Analysts have commented that for most of Europe the powerhouse is Germany which supplies most manufactured goods, a reason why Chancellor Angela Merkel is committed towards the European union and single currency to spread its business. So is China for most part of the world, and now opening towards South Asian Markets. In this backdrop analysts opine that that Sri Lanka should walk the talk and open out both to the West and China and welcome them in a positive investment climate.
Country Garden, which has partnered with the investment arm of Johor state, launched another waterfront project down the coast in 2013 called Danga Bay, where it has sold all 9,539 apartments. China state-owned Greenland Group is building office towers, apartments and shops on 128 acres in Tebrau, about 20 minutes from the city center. Guangzhou R&F Properties Co. has begun construction on the first phase of Princess Cove, with about 3,000 homes.

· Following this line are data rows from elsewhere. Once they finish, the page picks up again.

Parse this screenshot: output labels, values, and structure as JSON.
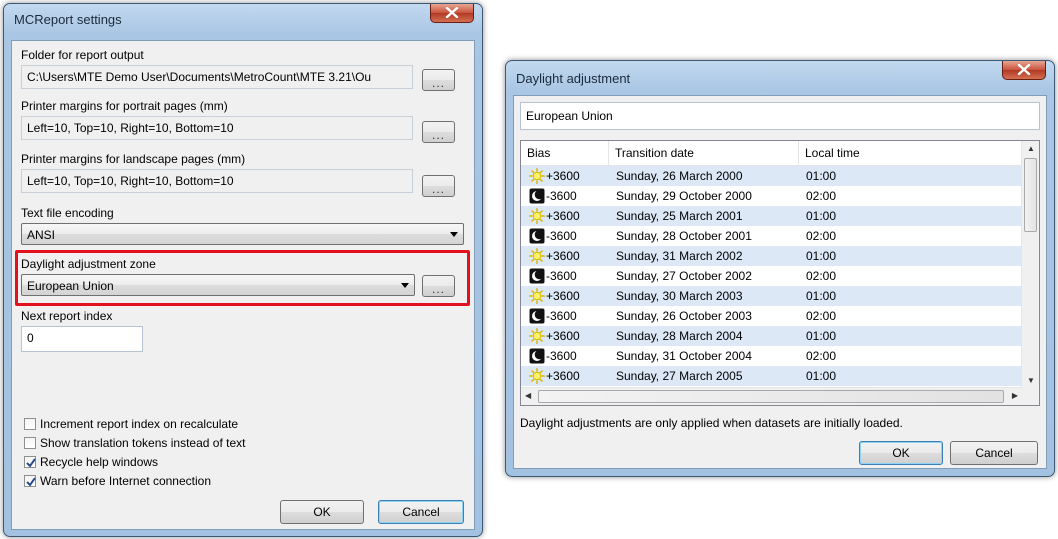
{
  "settings": {
    "title": "MCReport settings",
    "folder_label": "Folder for report output",
    "folder_value": "C:\\Users\\MTE Demo User\\Documents\\MetroCount\\MTE 3.21\\Ou",
    "portrait_label": "Printer margins for portrait pages (mm)",
    "portrait_value": "Left=10, Top=10, Right=10, Bottom=10",
    "landscape_label": "Printer margins for landscape pages (mm)",
    "landscape_value": "Left=10, Top=10, Right=10, Bottom=10",
    "encoding_label": "Text file encoding",
    "encoding_value": "ANSI",
    "daylight_label": "Daylight adjustment zone",
    "daylight_value": "European Union",
    "index_label": "Next report index",
    "index_value": "0",
    "browse_label": "...",
    "checkboxes": [
      {
        "label": "Increment report index on recalculate",
        "checked": false
      },
      {
        "label": "Show translation tokens instead of text",
        "checked": false
      },
      {
        "label": "Recycle help windows",
        "checked": true
      },
      {
        "label": "Warn before Internet connection",
        "checked": true
      }
    ],
    "ok_label": "OK",
    "cancel_label": "Cancel"
  },
  "daylight": {
    "title": "Daylight adjustment",
    "zone_value": "European Union",
    "columns": [
      "Bias",
      "Transition date",
      "Local time"
    ],
    "rows": [
      {
        "icon": "sun-icon",
        "bias": "+3600",
        "date": "Sunday, 26 March 2000",
        "time": "01:00"
      },
      {
        "icon": "moon-icon",
        "bias": "-3600",
        "date": "Sunday, 29 October 2000",
        "time": "02:00"
      },
      {
        "icon": "sun-icon",
        "bias": "+3600",
        "date": "Sunday, 25 March 2001",
        "time": "01:00"
      },
      {
        "icon": "moon-icon",
        "bias": "-3600",
        "date": "Sunday, 28 October 2001",
        "time": "02:00"
      },
      {
        "icon": "sun-icon",
        "bias": "+3600",
        "date": "Sunday, 31 March 2002",
        "time": "01:00"
      },
      {
        "icon": "moon-icon",
        "bias": "-3600",
        "date": "Sunday, 27 October 2002",
        "time": "02:00"
      },
      {
        "icon": "sun-icon",
        "bias": "+3600",
        "date": "Sunday, 30 March 2003",
        "time": "01:00"
      },
      {
        "icon": "moon-icon",
        "bias": "-3600",
        "date": "Sunday, 26 October 2003",
        "time": "02:00"
      },
      {
        "icon": "sun-icon",
        "bias": "+3600",
        "date": "Sunday, 28 March 2004",
        "time": "01:00"
      },
      {
        "icon": "moon-icon",
        "bias": "-3600",
        "date": "Sunday, 31 October 2004",
        "time": "02:00"
      },
      {
        "icon": "sun-icon",
        "bias": "+3600",
        "date": "Sunday, 27 March 2005",
        "time": "01:00"
      }
    ],
    "note": "Daylight adjustments are only applied when datasets are initially loaded.",
    "ok_label": "OK",
    "cancel_label": "Cancel"
  },
  "colors": {
    "highlight": "#e2111d",
    "row_alt": "#dce8f6",
    "title_accent": "#a9c6e4"
  }
}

The visitors filed into a vast sales gallery where agents explained the enormity of the project using a replica of the finished town, with model buildings as tall as people. They viewed show flats with marble floors and golden-trimmed furniture, dined on a buffet spread and were encouraged to sign on the spot. A two-bedroom apartment costs as little as 1.25 million yuan ($181,400), about one-fifth of the price of a similar-sized private apartment in central Singapore. Bloomburge too has noted these developments with interest.
“The Chinese are attracted by lower prices and the proximity to Singapore,” said Alice Tan, Singapore-based head of consultancy and research at real-estate brokers Knight Frank LLP. “It remains to be seen if the upcoming supply of homes can be absorbed in the next five years.”

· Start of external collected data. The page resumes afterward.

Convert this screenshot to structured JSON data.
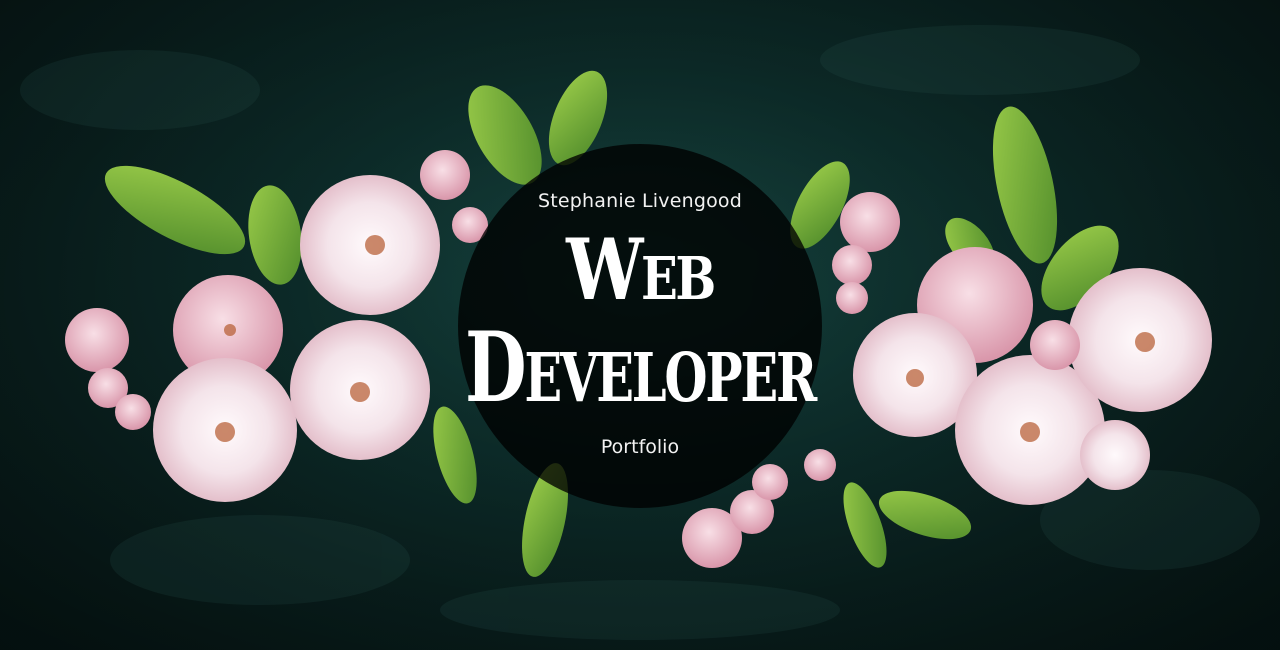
{
  "hero": {
    "name": "Stephanie Livengood",
    "title_line_1": "Web",
    "title_line_2": "Developer",
    "subtitle": "Portfolio",
    "background_color": "#0c2b2a",
    "medallion_color": "#000000",
    "text_color": "#ffffff"
  }
}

Meanwhile, India has raised concerns over the rapid growth of China in terms of regional investments. According to international reports, China’s rapid investments in countries such as Nepal, Myanmar and Coco Islands has threatened the Indian the progress of India in its economic battle for regional supremacy. Accordingly, China is now seeking to become a dominant power in the sub-continent, offsetting India.
Analysts have pointed out that though China cannot influence the region directly by political means, it has begun employing its economic lever.
“It has enhanced its investment in Nepal aiming to reduce Indian influence and migrated to Sri Lanka. Its investments in Myanmar and base in Coco Islands are designed to counter Indian domination in the Indian Ocean.